今度はこの化け物は女なのだと思い出させる。
「ところがお前は、子を宿したと知るや自死なんぞしてくれた。さらには――お前は他の武人衆とちがい、この冥魔界に来たというのに、まさかの人間界へとんずらだ」
(とんずら……とんずら先に現世のわたしがいる。そのことをこの化け物はとっくに知っていたってことか……)
そう思うと、この化け物がこれまで観察してきたスケールの広大さとスパンの長さ、そして……それに比例する執念深さがいかに異常なものかを改めて知る。
「八咫烏のお前も、前世のお前も、最後の最後で邪魔をする」
神の使いが神殺しをしたところで、萬鳩の長を乗っ取ったところで、八咫烏を戦争で自死・全滅に仕向けたところで、三千年至福王国はできずじまい。萬鳩をいくら喰らっても、変化はない。

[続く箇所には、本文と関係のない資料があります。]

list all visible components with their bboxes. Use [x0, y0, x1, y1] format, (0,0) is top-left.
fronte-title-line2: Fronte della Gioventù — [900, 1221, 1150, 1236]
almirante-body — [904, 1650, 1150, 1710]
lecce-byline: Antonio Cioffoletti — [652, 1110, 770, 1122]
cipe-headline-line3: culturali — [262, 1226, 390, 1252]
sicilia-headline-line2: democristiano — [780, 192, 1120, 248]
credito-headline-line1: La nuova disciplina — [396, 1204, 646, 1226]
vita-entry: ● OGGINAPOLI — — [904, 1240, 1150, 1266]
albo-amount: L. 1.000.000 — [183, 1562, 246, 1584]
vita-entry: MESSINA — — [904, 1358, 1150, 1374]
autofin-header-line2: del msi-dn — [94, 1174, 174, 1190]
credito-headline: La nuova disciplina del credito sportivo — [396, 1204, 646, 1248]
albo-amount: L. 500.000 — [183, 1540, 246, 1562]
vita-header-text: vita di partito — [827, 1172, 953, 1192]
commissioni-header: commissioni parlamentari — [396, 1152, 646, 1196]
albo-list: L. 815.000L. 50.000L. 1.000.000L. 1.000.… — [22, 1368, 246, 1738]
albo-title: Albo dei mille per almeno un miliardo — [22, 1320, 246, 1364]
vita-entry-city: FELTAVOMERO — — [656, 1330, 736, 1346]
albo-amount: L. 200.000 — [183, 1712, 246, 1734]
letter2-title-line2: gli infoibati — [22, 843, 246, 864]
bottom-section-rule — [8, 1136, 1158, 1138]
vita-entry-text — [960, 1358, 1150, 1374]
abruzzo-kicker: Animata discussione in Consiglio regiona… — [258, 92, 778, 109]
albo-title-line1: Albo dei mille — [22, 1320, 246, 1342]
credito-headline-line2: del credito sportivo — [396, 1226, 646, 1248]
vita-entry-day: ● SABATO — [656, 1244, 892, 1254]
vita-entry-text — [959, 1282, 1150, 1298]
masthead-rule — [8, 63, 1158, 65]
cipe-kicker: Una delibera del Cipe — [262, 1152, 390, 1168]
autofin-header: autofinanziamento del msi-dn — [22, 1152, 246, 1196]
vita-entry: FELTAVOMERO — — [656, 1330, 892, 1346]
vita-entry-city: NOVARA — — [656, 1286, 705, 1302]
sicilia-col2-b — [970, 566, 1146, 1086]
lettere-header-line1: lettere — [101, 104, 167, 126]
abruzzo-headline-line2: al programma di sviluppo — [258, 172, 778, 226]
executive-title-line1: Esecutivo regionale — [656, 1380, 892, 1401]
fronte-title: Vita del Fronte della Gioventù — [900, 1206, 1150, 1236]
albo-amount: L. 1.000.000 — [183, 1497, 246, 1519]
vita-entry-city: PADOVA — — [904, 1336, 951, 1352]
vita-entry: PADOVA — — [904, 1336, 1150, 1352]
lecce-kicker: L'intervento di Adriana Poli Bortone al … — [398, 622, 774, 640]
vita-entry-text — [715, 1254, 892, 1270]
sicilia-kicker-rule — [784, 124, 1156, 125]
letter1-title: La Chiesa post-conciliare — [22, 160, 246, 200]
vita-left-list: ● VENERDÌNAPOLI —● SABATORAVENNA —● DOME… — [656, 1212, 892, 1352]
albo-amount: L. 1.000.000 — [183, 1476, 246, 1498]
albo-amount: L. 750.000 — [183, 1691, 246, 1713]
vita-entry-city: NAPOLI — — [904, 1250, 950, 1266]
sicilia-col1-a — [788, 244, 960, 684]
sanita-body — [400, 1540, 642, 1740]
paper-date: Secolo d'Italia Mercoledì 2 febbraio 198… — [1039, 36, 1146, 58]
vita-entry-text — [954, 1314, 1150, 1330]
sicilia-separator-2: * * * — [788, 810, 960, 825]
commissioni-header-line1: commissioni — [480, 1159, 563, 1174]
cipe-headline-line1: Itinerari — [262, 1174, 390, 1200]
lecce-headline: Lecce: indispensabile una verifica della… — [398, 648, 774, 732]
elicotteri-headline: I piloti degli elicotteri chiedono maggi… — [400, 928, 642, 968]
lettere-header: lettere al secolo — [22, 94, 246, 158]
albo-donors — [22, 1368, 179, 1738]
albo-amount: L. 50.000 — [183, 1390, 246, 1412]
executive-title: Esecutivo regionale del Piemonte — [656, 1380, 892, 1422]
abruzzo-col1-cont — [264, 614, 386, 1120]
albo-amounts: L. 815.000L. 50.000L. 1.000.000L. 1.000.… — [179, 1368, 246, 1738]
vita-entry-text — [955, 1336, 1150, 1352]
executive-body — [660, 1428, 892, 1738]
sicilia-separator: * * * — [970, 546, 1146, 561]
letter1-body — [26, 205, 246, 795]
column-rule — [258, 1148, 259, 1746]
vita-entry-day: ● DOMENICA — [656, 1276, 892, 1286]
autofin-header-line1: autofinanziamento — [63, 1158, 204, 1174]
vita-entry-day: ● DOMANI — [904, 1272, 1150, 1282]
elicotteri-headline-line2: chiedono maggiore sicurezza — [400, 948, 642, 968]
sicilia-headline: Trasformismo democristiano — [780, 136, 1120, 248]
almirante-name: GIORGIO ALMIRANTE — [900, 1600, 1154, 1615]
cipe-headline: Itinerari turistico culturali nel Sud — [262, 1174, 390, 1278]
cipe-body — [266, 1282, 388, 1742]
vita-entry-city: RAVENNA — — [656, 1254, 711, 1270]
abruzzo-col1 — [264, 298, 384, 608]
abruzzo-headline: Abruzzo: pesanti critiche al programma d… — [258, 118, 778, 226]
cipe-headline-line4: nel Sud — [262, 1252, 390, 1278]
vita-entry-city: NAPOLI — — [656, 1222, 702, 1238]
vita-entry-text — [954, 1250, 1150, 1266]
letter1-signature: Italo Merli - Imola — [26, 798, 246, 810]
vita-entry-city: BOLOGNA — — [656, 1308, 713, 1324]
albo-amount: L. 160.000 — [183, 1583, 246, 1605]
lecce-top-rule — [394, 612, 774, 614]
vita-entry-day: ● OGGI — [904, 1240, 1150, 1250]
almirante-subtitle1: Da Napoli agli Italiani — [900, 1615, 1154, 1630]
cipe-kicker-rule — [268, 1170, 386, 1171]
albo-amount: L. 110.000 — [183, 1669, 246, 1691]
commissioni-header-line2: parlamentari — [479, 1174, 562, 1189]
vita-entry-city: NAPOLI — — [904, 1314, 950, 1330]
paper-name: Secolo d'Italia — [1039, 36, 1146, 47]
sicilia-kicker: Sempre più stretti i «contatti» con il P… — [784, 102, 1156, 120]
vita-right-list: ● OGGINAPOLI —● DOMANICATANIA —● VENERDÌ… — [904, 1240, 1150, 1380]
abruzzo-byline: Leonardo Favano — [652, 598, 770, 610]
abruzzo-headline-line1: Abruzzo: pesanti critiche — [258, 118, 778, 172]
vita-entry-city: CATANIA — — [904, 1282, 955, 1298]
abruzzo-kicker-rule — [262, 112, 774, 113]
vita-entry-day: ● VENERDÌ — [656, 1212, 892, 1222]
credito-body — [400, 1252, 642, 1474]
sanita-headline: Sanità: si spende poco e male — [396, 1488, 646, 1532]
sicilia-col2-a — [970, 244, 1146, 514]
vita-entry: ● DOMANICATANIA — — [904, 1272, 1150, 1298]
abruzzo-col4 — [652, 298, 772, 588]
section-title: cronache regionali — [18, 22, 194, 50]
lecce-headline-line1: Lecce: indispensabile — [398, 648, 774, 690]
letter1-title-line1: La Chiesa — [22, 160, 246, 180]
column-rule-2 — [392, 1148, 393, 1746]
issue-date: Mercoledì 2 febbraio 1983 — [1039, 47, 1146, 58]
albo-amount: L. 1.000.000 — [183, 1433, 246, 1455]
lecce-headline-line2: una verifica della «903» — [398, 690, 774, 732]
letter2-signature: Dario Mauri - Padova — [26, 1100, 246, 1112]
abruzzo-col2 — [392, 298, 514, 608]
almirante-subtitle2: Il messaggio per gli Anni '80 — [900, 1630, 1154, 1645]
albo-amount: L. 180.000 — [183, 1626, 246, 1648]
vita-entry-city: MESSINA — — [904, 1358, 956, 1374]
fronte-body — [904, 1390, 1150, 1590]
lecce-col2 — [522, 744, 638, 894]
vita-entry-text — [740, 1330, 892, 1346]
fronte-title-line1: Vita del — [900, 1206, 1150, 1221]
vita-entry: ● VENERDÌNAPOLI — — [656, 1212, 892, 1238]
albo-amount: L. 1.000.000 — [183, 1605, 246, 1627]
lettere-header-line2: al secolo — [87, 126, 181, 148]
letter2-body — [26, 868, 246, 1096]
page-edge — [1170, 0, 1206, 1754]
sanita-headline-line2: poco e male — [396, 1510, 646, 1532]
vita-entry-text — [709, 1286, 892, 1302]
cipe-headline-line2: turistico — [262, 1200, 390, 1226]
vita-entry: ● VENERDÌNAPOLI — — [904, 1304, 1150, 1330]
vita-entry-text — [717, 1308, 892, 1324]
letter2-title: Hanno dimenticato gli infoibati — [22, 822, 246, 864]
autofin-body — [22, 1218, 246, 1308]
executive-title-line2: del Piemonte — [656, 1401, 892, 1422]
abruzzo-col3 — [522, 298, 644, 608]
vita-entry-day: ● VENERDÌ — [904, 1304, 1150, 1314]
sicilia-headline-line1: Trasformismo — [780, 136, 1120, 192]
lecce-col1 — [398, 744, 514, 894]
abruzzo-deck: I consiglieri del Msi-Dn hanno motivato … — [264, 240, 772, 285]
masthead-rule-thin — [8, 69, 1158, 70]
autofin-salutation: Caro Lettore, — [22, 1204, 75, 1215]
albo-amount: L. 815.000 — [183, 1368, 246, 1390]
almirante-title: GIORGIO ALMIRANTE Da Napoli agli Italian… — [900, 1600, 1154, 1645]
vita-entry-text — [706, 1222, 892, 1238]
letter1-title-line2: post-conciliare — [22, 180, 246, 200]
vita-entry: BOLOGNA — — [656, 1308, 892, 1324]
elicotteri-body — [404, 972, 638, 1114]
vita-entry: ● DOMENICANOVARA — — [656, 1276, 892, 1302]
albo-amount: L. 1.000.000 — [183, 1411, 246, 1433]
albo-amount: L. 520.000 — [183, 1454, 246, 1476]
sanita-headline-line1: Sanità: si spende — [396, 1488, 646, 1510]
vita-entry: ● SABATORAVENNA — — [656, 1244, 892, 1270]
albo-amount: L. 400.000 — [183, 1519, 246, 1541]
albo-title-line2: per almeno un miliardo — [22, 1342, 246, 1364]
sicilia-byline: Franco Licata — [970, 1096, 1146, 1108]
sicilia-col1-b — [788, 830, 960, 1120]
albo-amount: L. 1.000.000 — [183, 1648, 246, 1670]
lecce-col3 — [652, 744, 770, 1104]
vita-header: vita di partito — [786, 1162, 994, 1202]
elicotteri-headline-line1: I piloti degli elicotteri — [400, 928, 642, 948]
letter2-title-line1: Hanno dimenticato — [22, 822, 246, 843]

人間を喰らい、堕落した八咫烏を喰っても、変化はない。人間界における支配は99.99%、ほぼ完成形に近いというのに――…
「お前は知ってるようだな――、三品佳穂」
いきなり自分の名前を言われて、わかりやすくゾッとした。さんざん、お前は後だと後回しににされてきたのに、その番がやってきたのか――そして、化け物の言う【最後】がやってきたのかと思うと、心底
「お前は、神と神の使いのみが知り、奏上できる
(知ってるっていうか、来る前に教えられただけですけど)
『しんのぞうにわたる あかいちい のうにらいめい ふしのとりあらわる』
「その神の祝詞をもってしても、神の使いの身体をもってしても、ついぞ国王になれなかった……それもそのはずだ! 三千年至福王国の国王が、人間界に転生していたのだからな!」
(――――!!)
言われた瞬間、やはり今ここに横たわる古瀧風矢がそれなのだと理解した。会ったそばから、どうして気になってしまったのか、何かにつけ、なぜ彼を思い出しまうのか――今となってはすべてが合点がいく。
だけど、余韻に浸っているヒマは、目の前の化け物はくれやしない。
「ようやく手に入れる時が来たのだ、本物の神の血を! 生き血を!」
「やめてっ、待って!!」
すると刺すように冷えきった声で、またあの言葉を吐いた。
「八咫烏のお前も、前世のお前も、最後の最後で邪魔をする……」
そして、もう一文。
ふりかざす手に鋭い刃をもち、いっそう低いうなり声で付け加えた。